Pre-processing of 16S rRNA sequence reads and operational taxonomic unit assignment
The specific pipeline and parameters were set using sequence reads from both 16S rRNA amplicon and whole genome sequencing of the described mock communities. In the final adopted pipeline, reads were checked for quality using FastQC . 16S amplicons were analyzed by Mothur v1.34.4  following instructions described in the author’s website (https://www.mothur.org/wiki/MiSeq_SOP). Overlapping pairs of sequence reads were assembled, contigs with more than 4 ambiguities and shorter than 439 bp or larger than 466 bp were discarded, and the remaining contigs were aligned to the reference alignment provided by the SILVA database  (version 119) with a k-mer size of 8. Artifacts from the alignment and the contigs with more than 12 homo-polymers (the maximum number found in the reference alignment) were removed. The resulting alignment was simplified by removing the columns containing only gaps and by discarding duplicated sequences. The aligned sequences were then grouped allowing up to 4 mismatches and clusters with only one sequence were removed. Uchime (embedded in the Mothur framework) was used to remove chimeras, and the resulting sequences were classified according to the taxonomy into the corresponding operational taxonomic units (OTUs). Undesired lineages such as chloroplast, mitochondria, archaea, eukaryota, and “unknown” were removed. Sequences were then grouped again into OTUs by using the cluster.split command and considering the genus level. Finally, OTUs mapping to the same genus were grouped together.

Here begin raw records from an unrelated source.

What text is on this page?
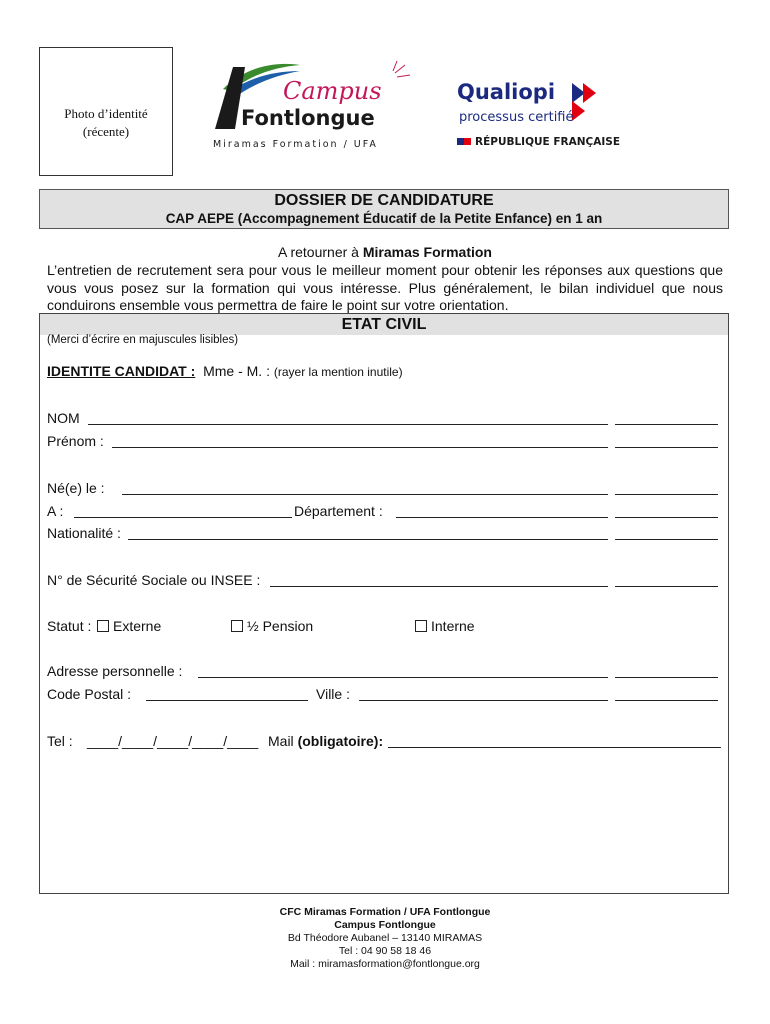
Photo d’identité
(récente)
Campus
Fontlongue
Miramas Formation / UFA
Qualiopi
processus certifié
RÉPUBLIQUE FRANÇAISE
DOSSIER DE CANDIDATURE
CAP AEPE (Accompagnement Éducatif de la Petite Enfance) en 1 an
A retourner à Miramas Formation
L’entretien de recrutement sera pour vous le meilleur moment pour obtenir les réponses aux questions que vous vous posez sur la formation qui vous intéresse. Plus généralement, le bilan individuel que nous conduirons ensemble vous permettra de faire le point sur votre orientation.
ETAT CIVIL
(Merci d’écrire en majuscules lisibles)
IDENTITE CANDIDAT : Mme - M. : (rayer la mention inutile)
NOM
Prénom :
Né(e) le :
A :	Département :
Nationalité :
N° de Sécurité Sociale ou INSEE :
Statut :	Externe	½ Pension	Interne
Adresse personnelle :
Code Postal :	Ville :
Tel : ____/____/____/____/____ Mail (obligatoire):
CFC Miramas Formation / UFA Fontlongue
Campus Fontlongue
Bd Théodore Aubanel – 13140 MIRAMAS
Tel : 04 90 58 18 46
Mail : miramasformation@fontlongue.org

Microbiome composition profiling
The 16S rRNA OTU counts from the 1532 samples in this study for which we also had survey data were stored and analyzed using the R package Phyloseq (version 1.16.2) , which also has functions for filtering operational taxonomic units (OTUs), normalizing values, and various other calculations. One hundred eighty samples from 5 of the schools had to be removed due to an apparent batch effect during the sequencing procedure. This batch effect was detected in the initial quality assessment of the comparison of the data. In a diversity analysis these samples behaved very distinctly from the rest of the sample showing very low diversity values and corresponded to samples that had been processed and sequenced as a batch on the same day. Additionally, 33 samples were removed from the analyses because of errors with the sample identifiers, leaving a total of 1319 samples from 35 different schools from around Spain. Three hundred thirty-two different genera were identified in these samples. The 16S counts were normalized per sample, leaving the relative abundance of each genus within that sample, with all values between 0 and 100.

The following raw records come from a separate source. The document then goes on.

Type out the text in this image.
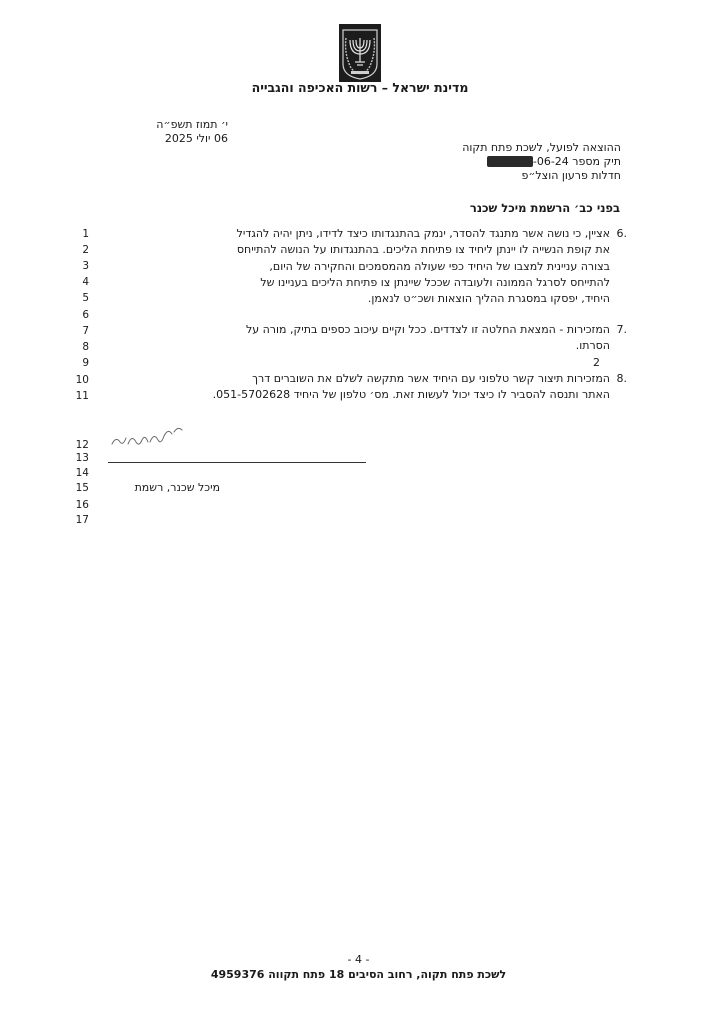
מדינת ישראל – רשות האכיפה והגבייה
י׳ תמוז תשפ״ה
06 יולי 2025
ההוצאה לפועל, לשכת פתח תקוה
תיק מספר 800123 -06-24
חדלות פרעון הוצל״פ
בפני כב׳ הרשמת מיכל שכנר
6.
אציין, כי נושה אשר מתנגד להסדר, ינמק בהתנגדותו כיצד לדידו, ניתן יהיה להגדיל
את קופת הנשייה לו יינתן ליחיד צו פתיחת הליכים. בהתנגדותו על הנושה להתייחס
בצורה עניינית למצבו של היחיד כפי שעולה מהמסמכים והחקירה של היום,
להתייחס לסרגל הממונה ולעובדה שככל שיינתן צו פתיחת הליכים בעניינו של
היחיד, יפסקו במסגרת ההליך הוצאות ושכ״ט לנאמן.
7.
המזכירות - המצאת החלטה זו לצדדים. ככל וקיים עיכוב כספים בתיק, מורה על
הסרתו.
2
8.
המזכירות תיצור קשר טלפוני עם היחיד אשר מתקשה לשלם את השוברים דרך
האתר ותנסה להסביר לו כיצד יכול לעשות זאת. מס׳ טלפון של היחיד 051-5702628.
1
2
3
4
5
6
7
8
9
10
11
12
13
14
15
16
17
מיכל שכנר, רשמת
- 4 -
לשכת פתח תקוה, רחוב הסיבים 18 פתח תקווה 4959376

We estimated alpha diversity as measured by Shannon Diversity Index and Simpson Diversity Index  with the estimate_richness function from the Phyloseq package v1.16.2. We estimated beta diversity as the weighted and unweighted Unifrac distance between samples with the Unifrac function, as well as the Jensen-Shannon Divergence (JSD) with the JSD function, both from the Phyloseq package. In addition, we calculated the Bray-Curtis dissimilarity and Canberra index using the vegdist function in the vegan package (version 2.4.6) . Both unifrac calculations require a phylogenetic tree which indicates phylogenetic distances by branch lengths. We obtained the tree by following the procedure described by Callahan et al. , wherein sequences are aligned, then using the R package phangorn (version 2.4.0), we construct a neighbor-joining tree and then fit a maximum likelihood tree. The weighted unifrac distance adds weights to the branch lengths based on relative abundance, while the unweighted unifrac distance considers only the presence or absence of OTUs. For each of these alpha and beta diversity measures, we also divided samples into quartiles in order to label each sample as having low (1st quartile), average (2nd and 3rd quartiles), or high diversity (4th quartile).

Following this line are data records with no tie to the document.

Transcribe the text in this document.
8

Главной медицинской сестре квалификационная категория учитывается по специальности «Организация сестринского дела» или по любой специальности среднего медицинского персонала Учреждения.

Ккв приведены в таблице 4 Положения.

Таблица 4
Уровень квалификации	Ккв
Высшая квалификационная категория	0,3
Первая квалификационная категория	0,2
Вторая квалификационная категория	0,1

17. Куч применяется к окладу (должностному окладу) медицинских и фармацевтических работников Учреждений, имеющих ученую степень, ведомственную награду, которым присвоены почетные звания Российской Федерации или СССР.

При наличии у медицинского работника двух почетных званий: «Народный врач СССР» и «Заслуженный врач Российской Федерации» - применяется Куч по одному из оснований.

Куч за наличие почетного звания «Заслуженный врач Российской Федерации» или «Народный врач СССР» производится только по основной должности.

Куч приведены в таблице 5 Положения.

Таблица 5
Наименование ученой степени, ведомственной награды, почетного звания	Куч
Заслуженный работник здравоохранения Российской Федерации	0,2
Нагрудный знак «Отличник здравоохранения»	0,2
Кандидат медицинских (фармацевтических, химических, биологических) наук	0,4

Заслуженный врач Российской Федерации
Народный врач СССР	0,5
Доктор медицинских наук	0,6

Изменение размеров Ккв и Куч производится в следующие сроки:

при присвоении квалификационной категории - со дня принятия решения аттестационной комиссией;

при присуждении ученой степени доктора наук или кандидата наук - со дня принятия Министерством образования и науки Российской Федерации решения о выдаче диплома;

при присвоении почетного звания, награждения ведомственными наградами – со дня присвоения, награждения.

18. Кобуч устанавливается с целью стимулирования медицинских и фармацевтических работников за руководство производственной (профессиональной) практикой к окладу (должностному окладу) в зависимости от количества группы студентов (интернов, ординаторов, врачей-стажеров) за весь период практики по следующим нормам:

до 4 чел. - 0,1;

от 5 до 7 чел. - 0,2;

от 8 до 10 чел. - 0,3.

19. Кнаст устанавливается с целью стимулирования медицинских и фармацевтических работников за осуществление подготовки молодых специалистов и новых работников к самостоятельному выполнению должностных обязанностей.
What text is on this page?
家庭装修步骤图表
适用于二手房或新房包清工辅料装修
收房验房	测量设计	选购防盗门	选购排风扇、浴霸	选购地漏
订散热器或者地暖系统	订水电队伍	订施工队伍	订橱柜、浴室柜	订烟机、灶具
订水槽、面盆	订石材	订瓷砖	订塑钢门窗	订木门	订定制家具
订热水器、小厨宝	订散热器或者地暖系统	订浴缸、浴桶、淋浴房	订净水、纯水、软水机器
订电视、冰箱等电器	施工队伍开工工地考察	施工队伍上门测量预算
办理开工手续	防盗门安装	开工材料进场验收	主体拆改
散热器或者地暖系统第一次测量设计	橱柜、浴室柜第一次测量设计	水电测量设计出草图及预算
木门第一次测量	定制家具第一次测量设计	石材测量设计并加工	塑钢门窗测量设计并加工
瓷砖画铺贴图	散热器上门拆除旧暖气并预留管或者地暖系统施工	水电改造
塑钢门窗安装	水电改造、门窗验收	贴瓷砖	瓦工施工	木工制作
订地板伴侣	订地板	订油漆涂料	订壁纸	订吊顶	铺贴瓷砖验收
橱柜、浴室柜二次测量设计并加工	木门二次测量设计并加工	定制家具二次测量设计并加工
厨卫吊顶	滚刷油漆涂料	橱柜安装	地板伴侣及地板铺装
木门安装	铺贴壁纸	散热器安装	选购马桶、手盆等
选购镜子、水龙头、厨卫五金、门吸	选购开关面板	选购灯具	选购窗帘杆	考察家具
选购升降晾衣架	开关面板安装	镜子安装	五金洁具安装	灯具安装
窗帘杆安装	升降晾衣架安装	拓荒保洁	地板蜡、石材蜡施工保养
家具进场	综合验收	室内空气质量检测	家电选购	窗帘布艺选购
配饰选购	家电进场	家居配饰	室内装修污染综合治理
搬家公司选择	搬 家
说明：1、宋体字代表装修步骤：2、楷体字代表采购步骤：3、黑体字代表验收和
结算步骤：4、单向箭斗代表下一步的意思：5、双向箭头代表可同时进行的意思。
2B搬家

To cluster the samples in terms of their taxonomic composition (stomatotypes), we adapted the procedure described previously  for the determination of enterotypes, which we here refer to as stomatotypes. For this, we employed each of five beta diversity measures—Jensen-Shannon Divergence (JSD), weighted and unweighted UniFrac distance, Bray-Curtis dissimilarity, and Canberra index—to produce distance matrices for the genera of all samples and then Partitioning Around Medoids (PAM) clustering to group samples with similar overall oral microbiomes. Next, we used the Calinski-Harabasz (CH) index  to determine the optimal number of clusters, and we further verified this by calculating the average silhouette width of the samples, which is a measure of the separation of samples within one cluster from those of another cluster, as well as the prediction strength, another measure of the efficiency of clustering. The functions for these calculations come from the R packages cluster v2.0.6 (https://cran.r-project.org/package=cluster), clusterSim v0.45-1 (https://cran.r-project.org/package=clusterSim), and fpc v2.1-11.1 (https://CRAN.R-project. =org/package=fpc). Clustering was validated using all five distance measures to ensure proper clustering, but analyses here are performed using the clustering based on JSD. As detailed in Bork’s group tutorial (http://enterotype.embl.de/enterotypes.html), we used the R package ade4 v1.7-4 (https://cran.r-project.org/package=ade4) for visualization. We first excluded those genera that are potentially noisy, removing those for which the average relative abundance across all samples was lower than 0.01%. We then used Between Class Analysis (BCA) to determine the “drivers” for each stomatotype, which are the genera accounting for the greatest separation between samples of a given stomatotype from the other types. We used a Principal Coordinate Analysis (PCoA) to visualize the clustering of the samples within their respective stomatotypes. Furthemore, the adonis function in the vegan package was used to perform a PERMANOVA test on each beta diversity measure to ensure significant separation of stomatotypes.
Gradients of abundances
The gradients of abundances were displayed using the same coordinates in the PCoA plots described above, and points were colored based on abundances of the indicated taxa binned into every 10th percentile of those abundances. Shapes of points are determined by the stomatotype based on a given distance measure, typically the JSD measure in figures here.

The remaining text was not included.